CDNLive: the Keynotes
by Paul McLellan on 03-13-2012 at 2:24 pm

 There were three keynotes at CDNLive this morning, and one theme ran through them: collaboration. In fact there was one specific instance of collaboration that all three people mentioned. Taping out an ARM Cortex-A15 in TSMC 20nm technology using a Cadence tool flow.

Lip-Bu, Cadence’s CEO, went first. He had some numbers showing that semiconductors and electronics should continue to grow at twice the rate of world GDP. And the GSA semiconductor index is all going up for the next couple of quarters. Underlying this growth is that increasing integration leads to many more devices. Mainframes shipped perhaps 1M units. PCs 100M units. But mobile internet (smartphone, iPad) are in the 10B unit range.

Rick Cassidy of TSMC was next up. He had an interesting retrospective on cost. From 1970 to today, transistor cost has reduced by 10[SUP]-8[/SUP] and microprocessor cost per transistor per cycle by 10[SUP]-11[/SUP]. An example Rick uses with MBA students (who know nothing about semiconductor) is that if Manhattan was a chip in 1962, by today it has shrunk so much that it fits in an iPod screen. And if we continue on the same path for another 50 years, the entire world will fit in that screen. Of course driving this is the scale of fabs like those TSMC is building. 180,000 12″ wafers per month. Last year, TSMC shipped 13.2M 8″ equivalent wafers. That’s a lot of silicon.

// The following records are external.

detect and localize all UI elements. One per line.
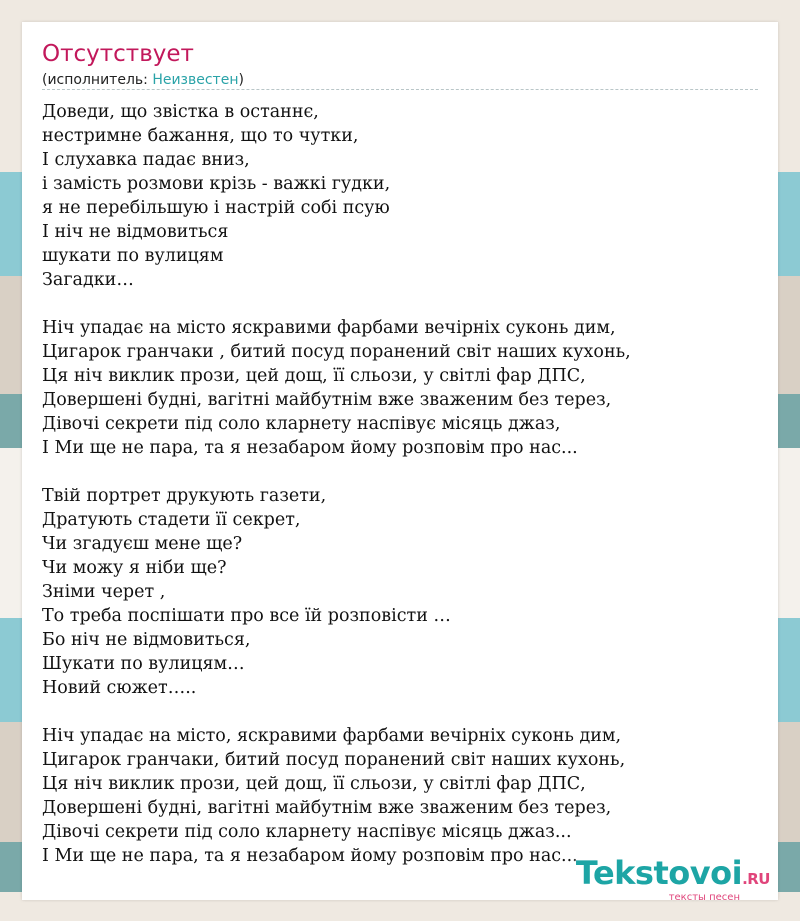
- logo-suffix: .RU: [742, 870, 770, 888]
- artist-link[interactable]: Неизвестен: [152, 72, 239, 88]
- lyrics-line: Чи можу я ніби ще?: [42, 558, 227, 578]
- lyrics-line: Цигарок гранчаки , битий посуд поранений світ наших кухонь,: [42, 342, 631, 362]
- logo-main-text: Tekstovoi: [575, 854, 743, 892]
- lyrics-stanza: [42, 724, 758, 868]
- song-title: Отсутствует: [42, 41, 194, 67]
- lyrics-line: Ця ніч виклик прози, цей дощ, її сльози, у світлі фар ДПС,: [42, 366, 586, 386]
- logo-tagline: тексты песен: [668, 892, 740, 903]
- lyrics-line: Зніми черет ,: [42, 582, 166, 602]
- lyrics-stanza: [42, 316, 758, 460]
- site-logo[interactable]: [576, 856, 770, 903]
- lyrics-line: Довершені будні, вагітні майбутнім вже зваженим без терез,: [42, 798, 612, 818]
- lyrics-line: і замість розмови крізь - важкі гудки,: [42, 174, 391, 194]
- lyrics-line: Бо ніч не відмовиться,: [42, 630, 251, 650]
- lyrics-line: І Ми ще не пара, та я незабаром йому розповім про нас...: [42, 846, 578, 866]
- lyrics-line: Ніч упадає на місто яскравими фарбами вечірніх суконь дим,: [42, 318, 616, 338]
- lyrics-line: я не перебільшую і настрій собі псую: [42, 198, 390, 218]
- lyrics-line: То треба поспішати про все їй розповісти …: [42, 606, 451, 626]
- title-divider: [42, 89, 758, 90]
- artist-suffix: ): [238, 72, 244, 88]
- lyrics-stanza: [42, 484, 758, 700]
- lyrics-line: Ця ніч виклик прози, цей дощ, її сльози, у світлі фар ДПС,: [42, 774, 586, 794]
- lyrics-line: шукати по вулицям: [42, 246, 224, 266]
- lyrics-line: Чи згадуєш мене ще?: [42, 534, 243, 554]
- lyrics-line: Цигарок гранчаки, битий посуд поранений світ наших кухонь,: [42, 750, 626, 770]
- lyrics-line: Дівочі секрети під соло кларнету наспівує місяць джаз,: [42, 414, 561, 434]
- lyrics-line: Шукати по вулицям…: [42, 654, 245, 674]
- lyrics-line: Ніч упадає на місто, яскравими фарбами вечірніх суконь дим,: [42, 726, 622, 746]
- lyrics-line: Доведи, що звістка в останнє,: [42, 102, 319, 122]
- lyrics-line: Дратують стадети її секрет,: [42, 510, 301, 530]
- lyrics-line: І ніч не відмовиться: [42, 222, 229, 242]
- lyrics-line: Дівочі секрети під соло кларнету наспівує місяць джаз...: [42, 822, 572, 842]
- artist-prefix: (исполнитель:: [42, 72, 153, 88]
- artist-line: [42, 72, 244, 88]
- lyrics-text: [42, 100, 758, 892]
- lyrics-line: Новий сюжет…..: [42, 678, 197, 698]
- lyrics-sheet: [22, 22, 778, 900]
- lyrics-line: Довершені будні, вагітні майбутнім вже зваженим без терез,: [42, 390, 612, 410]
- lyrics-line: І Ми ще не пара, та я незабаром йому розповім про нас...: [42, 438, 578, 458]
- lyrics-line: І слухавка падає вниз,: [42, 150, 250, 170]
- lyrics-line: Твій портрет друкують газети,: [42, 486, 327, 506]
- lyrics-line: Загадки…: [42, 270, 134, 290]
- lyrics-stanza: [42, 100, 758, 292]
- logo-wordmark: [576, 856, 770, 896]
- lyrics-line: нестримне бажання, що то чутки,: [42, 126, 359, 146]
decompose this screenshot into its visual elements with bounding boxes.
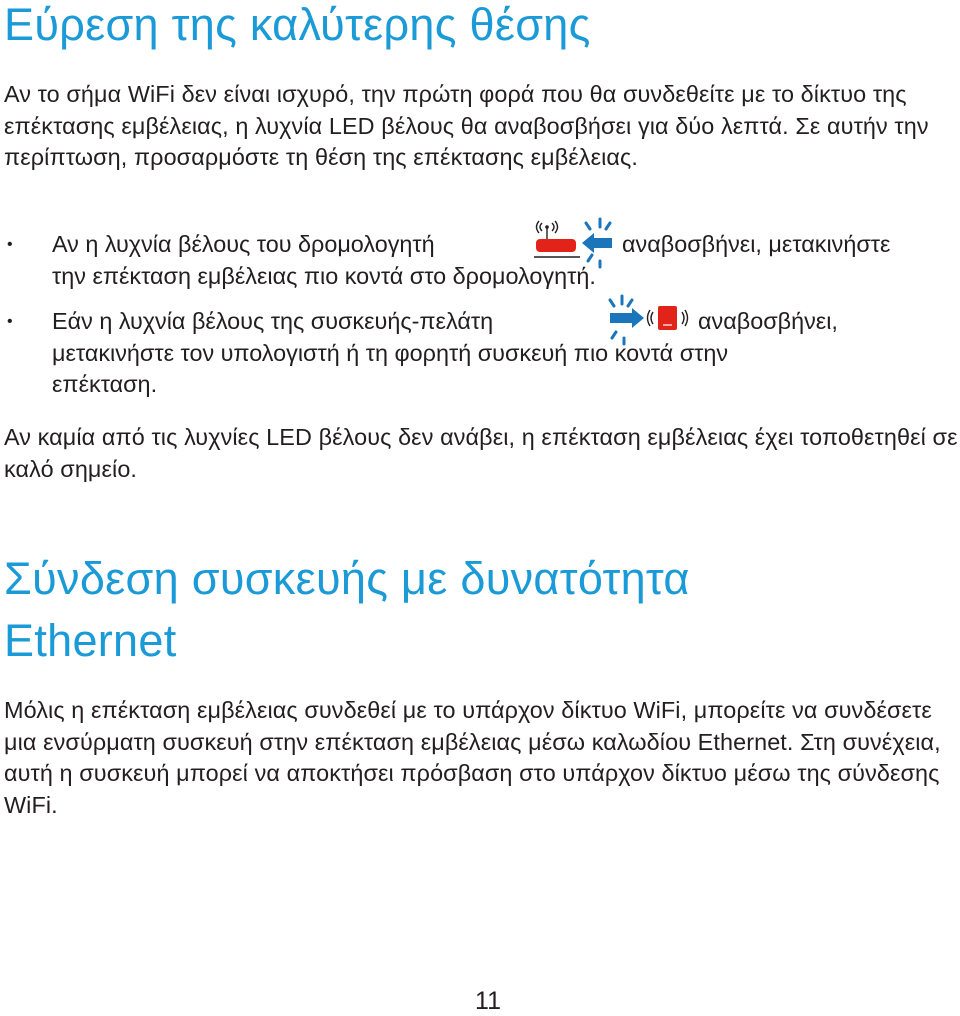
bullet-text-after-icon: αναβοσβήνει, μετακινήστε [622, 231, 891, 257]
bullet-text-after-icon: αναβοσβήνει, [698, 308, 838, 334]
bullet-text-before-icon: Αν η λυχνία βέλους του δρομολογητή [52, 231, 435, 257]
outro-paragraph: Αν καμία από τις λυχνίες LED βέλους δεν ανάβει, η επέκταση εμβέλειας έχει τοποθετηθεί σε καλό σημείο. [4, 424, 958, 482]
bullet-line-3: επέκταση. [52, 371, 158, 397]
bullet-line [52, 229, 435, 261]
ethernet-paragraph: Μόλις η επέκταση εμβέλειας συνδεθεί με το υπάρχον δίκτυο WiFi, μπορείτε να συνδέσετε μια ενσύρματη συσκευή στην επέκταση εμβέλειας μέσω καλωδίου Ethernet. Στη συνέχεια, αυτή η συσκευή μπορεί να αποκτήσει πρόσβαση στο υπάρχον δίκτυο μέσω της σύνδεσης WiFi. [4, 697, 941, 818]
section-title-line-1: Σύνδεση συσκευής με δυνατότητα [4, 553, 690, 604]
bullet-line-2: μετακινήστε τον υπολογιστή ή τη φορητή συσκευή πιο κοντά στην [52, 339, 729, 366]
section-title-ethernet [4, 548, 690, 672]
intro-paragraph: Αν το σήμα WiFi δεν είναι ισχυρό, την πρώτη φορά που θα συνδεθείτε με το δίκτυο της επέκτασης εμβέλειας, η λυχνία LED βέλους θα αναβοσβήσει για δύο λεπτά. Σε αυτήν την περίπτωση, προσαρμόστε τη θέση της επέκτασης εμβέλειας. [4, 81, 929, 170]
section-title-line-2: Ethernet [4, 615, 177, 666]
bullet-line [52, 306, 493, 338]
bullet-line [622, 229, 890, 261]
bullet-dot: • [7, 313, 13, 330]
bullet-text-before-icon: Εάν η λυχνία βέλους της συσκευής-πελάτη [52, 308, 494, 334]
bullet-dot: • [7, 236, 13, 253]
bullet-line-2: την επέκταση εμβέλειας πιο κοντά στο δρομολογητή. [52, 262, 596, 289]
bullet-line [698, 306, 838, 338]
page-number: 11 [475, 987, 501, 1015]
section-title-best-location: Εύρεση της καλύτερης θέσης [4, 0, 591, 50]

Tom Lantzsch of ARM started by asking everyone whether they were more likely to return home if they had forgotten their wallet than their phone and most of us figured we could do more easily without our wallet. His interesting statistic of the day is that there is a need for approximately one server in the cloud for every 600 mobile phones (and, for every 120 or so tablets). ARM is increasingly moving into the home (smartTV) and the car (infotainment). Underlying everything ARM does is energy efficiency (aka low power). This is why ARM is moving into servers in a move that has many commentators perplexed. ARM’s view is that servers will mimic what has happened in SoCs in smartphones, with a general purpose CPU (Intel) being replaced by multiple smaller CPUs and specialized functions such as video decode (of course, no prizes for guessing which CPUs Tom is expecting those to be). Developing countries simply don’t have the power to build a datacenter the way they are currently done. Instead, he expects servers with a power budget of 5W such as the Calxeda one, simplifying not just power, but cabling and physical size. Servers are likely to be specialized since, for example, netflix doesn’t need general purpose servers, just specialized video pumps.

Tom’s equivalent of TSMC’s wafer statistics were that ARM now has 275+ silicon partners, 900+ ecosystem partners, 30B+ ARM-based chips shipped. 50+ mobile phone application processors. 100+ phone designs. 100+ tablet designs (where are they all?), 1B+ applications. That’s a lot of compute power.